Autumn includes two of my favourite days of the year: the autumn equinox, on or around the 22nd of September, and Oiche Samhain (Hallowe'en) October 31st. At the equinoxes the sun rises exactly due east and sets exactly due west, and day and night are of equal duration. I like equinoxes because of the feeling of the year being balanced and also because they are a pivot point for change: in the autumn the brighter, warmer half of the year giving way to the shorter, colder winter days; in spring, the sense of emerging from the dark half into warmth and long days.
I moved to the Burren on the day of the autumn equinox in 1995. I rented a cottage covered in roses from a slightly strange, slightly intimidating but completely fascinating woman. Exactly ten years later I married that woman on the autumn equinox. At least it ensures that I'm unlikely to forget our wedding anniversary!

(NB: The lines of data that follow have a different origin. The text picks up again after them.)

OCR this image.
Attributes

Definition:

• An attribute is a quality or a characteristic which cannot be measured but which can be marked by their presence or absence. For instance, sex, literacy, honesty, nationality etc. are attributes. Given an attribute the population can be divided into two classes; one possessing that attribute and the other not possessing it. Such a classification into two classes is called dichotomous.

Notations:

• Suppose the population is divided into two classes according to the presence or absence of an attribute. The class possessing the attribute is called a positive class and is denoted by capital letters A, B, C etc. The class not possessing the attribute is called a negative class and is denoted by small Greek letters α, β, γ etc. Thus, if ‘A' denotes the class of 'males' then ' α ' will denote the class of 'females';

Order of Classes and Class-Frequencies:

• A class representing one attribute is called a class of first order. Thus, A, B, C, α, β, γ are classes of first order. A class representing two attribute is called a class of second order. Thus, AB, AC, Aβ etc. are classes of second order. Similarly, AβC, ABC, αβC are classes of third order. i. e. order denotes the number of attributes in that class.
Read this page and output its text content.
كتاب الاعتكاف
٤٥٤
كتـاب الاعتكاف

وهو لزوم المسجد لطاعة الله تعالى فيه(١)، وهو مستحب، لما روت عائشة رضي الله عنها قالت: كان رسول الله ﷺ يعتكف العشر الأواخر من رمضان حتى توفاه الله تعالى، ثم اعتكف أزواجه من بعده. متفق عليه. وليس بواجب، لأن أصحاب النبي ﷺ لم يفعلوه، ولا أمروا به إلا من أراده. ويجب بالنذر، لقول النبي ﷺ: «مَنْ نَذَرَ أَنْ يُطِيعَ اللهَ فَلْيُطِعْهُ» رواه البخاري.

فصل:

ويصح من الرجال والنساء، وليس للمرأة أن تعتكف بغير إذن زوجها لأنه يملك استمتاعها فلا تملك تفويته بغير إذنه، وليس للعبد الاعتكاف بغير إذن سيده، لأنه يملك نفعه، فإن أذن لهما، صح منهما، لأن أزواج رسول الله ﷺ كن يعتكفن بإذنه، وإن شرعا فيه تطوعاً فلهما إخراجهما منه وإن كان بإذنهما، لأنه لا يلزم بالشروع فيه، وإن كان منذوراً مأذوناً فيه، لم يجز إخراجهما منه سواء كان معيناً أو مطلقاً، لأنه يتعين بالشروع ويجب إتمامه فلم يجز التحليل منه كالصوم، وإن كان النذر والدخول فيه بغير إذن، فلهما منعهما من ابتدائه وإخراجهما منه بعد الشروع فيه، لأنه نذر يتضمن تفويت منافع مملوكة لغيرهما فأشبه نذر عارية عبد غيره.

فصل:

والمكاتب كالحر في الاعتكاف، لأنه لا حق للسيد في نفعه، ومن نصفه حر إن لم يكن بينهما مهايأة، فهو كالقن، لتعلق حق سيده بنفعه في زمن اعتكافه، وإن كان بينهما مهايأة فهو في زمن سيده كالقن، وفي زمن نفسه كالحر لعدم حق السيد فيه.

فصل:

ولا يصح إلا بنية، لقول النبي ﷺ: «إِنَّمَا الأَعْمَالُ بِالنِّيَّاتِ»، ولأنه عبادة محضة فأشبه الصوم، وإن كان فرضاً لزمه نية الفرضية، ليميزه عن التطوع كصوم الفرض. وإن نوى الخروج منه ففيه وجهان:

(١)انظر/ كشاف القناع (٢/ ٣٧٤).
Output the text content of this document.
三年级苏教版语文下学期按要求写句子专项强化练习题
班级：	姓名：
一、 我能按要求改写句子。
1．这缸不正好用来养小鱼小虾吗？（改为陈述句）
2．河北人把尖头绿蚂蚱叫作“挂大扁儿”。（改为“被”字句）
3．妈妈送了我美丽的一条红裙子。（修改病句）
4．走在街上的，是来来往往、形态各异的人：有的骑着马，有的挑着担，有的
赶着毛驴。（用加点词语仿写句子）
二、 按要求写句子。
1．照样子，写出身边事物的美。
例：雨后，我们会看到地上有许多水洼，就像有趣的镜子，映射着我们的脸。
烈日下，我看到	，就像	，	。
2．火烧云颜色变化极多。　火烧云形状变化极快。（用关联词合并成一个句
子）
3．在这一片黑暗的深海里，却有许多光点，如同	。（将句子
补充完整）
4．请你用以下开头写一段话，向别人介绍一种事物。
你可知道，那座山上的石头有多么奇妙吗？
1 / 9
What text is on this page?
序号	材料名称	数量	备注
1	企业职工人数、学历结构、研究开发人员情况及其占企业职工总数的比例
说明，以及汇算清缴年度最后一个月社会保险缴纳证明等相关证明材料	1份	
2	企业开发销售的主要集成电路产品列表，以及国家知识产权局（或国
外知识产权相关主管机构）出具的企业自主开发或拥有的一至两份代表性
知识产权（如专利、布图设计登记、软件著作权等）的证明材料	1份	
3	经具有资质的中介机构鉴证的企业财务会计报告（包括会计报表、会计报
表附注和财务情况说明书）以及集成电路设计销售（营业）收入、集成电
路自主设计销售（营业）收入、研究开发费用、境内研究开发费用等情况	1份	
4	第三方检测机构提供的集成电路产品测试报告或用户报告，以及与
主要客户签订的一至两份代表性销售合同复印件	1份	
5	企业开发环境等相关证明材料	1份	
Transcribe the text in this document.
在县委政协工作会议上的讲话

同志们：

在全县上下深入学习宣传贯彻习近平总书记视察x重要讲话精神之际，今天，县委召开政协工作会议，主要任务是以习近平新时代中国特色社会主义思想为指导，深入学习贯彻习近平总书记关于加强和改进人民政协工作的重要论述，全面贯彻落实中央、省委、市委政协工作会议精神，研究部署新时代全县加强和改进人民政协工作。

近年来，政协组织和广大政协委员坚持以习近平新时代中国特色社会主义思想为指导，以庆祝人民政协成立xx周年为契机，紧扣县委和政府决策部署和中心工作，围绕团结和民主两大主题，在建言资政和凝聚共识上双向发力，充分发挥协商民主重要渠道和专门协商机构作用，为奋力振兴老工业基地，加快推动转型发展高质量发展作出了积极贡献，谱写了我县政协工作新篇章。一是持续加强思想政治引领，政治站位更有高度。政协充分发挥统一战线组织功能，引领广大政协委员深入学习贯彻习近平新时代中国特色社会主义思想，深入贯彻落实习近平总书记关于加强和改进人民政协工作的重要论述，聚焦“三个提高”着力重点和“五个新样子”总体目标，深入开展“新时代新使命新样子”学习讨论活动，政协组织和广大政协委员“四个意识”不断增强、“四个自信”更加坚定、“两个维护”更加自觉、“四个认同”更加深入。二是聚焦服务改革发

Equinoxes and solstices (shortest/longest days) were important in ancient Ireland. The 5000 year old passage grave at Newgrange (a UNESCO World Heritage Site) is aligned so that its inner chamber is illuminated by the rising sun at the winter solstice. Nearby Knowth has two passages, aligned to the rising and setting sun at the equinoxes. In a time before calendars (in the sense we have them) these astronomical events would been important indicators of changing seasons and hence of times to plant and harvest. The first full moon after the autumn equinox is still referred to as the Harvest Moon, its light providing a much needed extension to the working day during harvest time.
Oiche Samhain (the night of Samhain) was one of the two most important nights of the Celtic year, which was divided into a dark half (beginning at Samhain) and a light half (beginning at Beltane, May 1st). These are the modern dates, originally the feast days would likely have been either the cross-quarter day (more anon) or the full moon closest to it. If you think of the equinoxes as dividing the year into two equal halves, and the solstices dividing the halves into quarters, then the mid-points between each equinox and the following solstice divide the year into eighths and these are called cross-quarter days. There are Christian holy days that now correspond roughly with these dates and there is a school of thought that maintains that this is not accidental: that is, the dates were chosen to both build upon and suppress the earlier pagan festivals, in a way similar to that in which early churches were often built on existing sacred sites.
In Irish tradition, at Samhain the gateways between the two worlds were open: our world and the underground world of the Tuath de Danaan. These were (or are) the fairy people who live now in the numerous tombs and mounds throughout Ireland, having been driven underground after losing a great battle with the Milesians. It is thought to be dangerous to be out and about after dark at Samhain in case one accidentally travels to the other world and is unable (or simply forgets) to return. The other world is Tir na nOg (the land of the young) a country of great beauty, fruitfulness and perpetual youth, perhaps not such a bad place to get lost in. The dwellings of the Tuath de Danaan, raths (ring forts) and mounds, often have hawthorn trees growing on them, trees sacred to the fairies. It is said to be deeply unlucky to cut down one of these trees, worse still to damage a rath or mound. Such is in the strength of this tradition today that a new motorway being built to bypass the town of Ennis had to be diverted to avoid the necessity of cutting down a particularly important fairy tree. Keep an eye out for it when driving north from Shannon airport.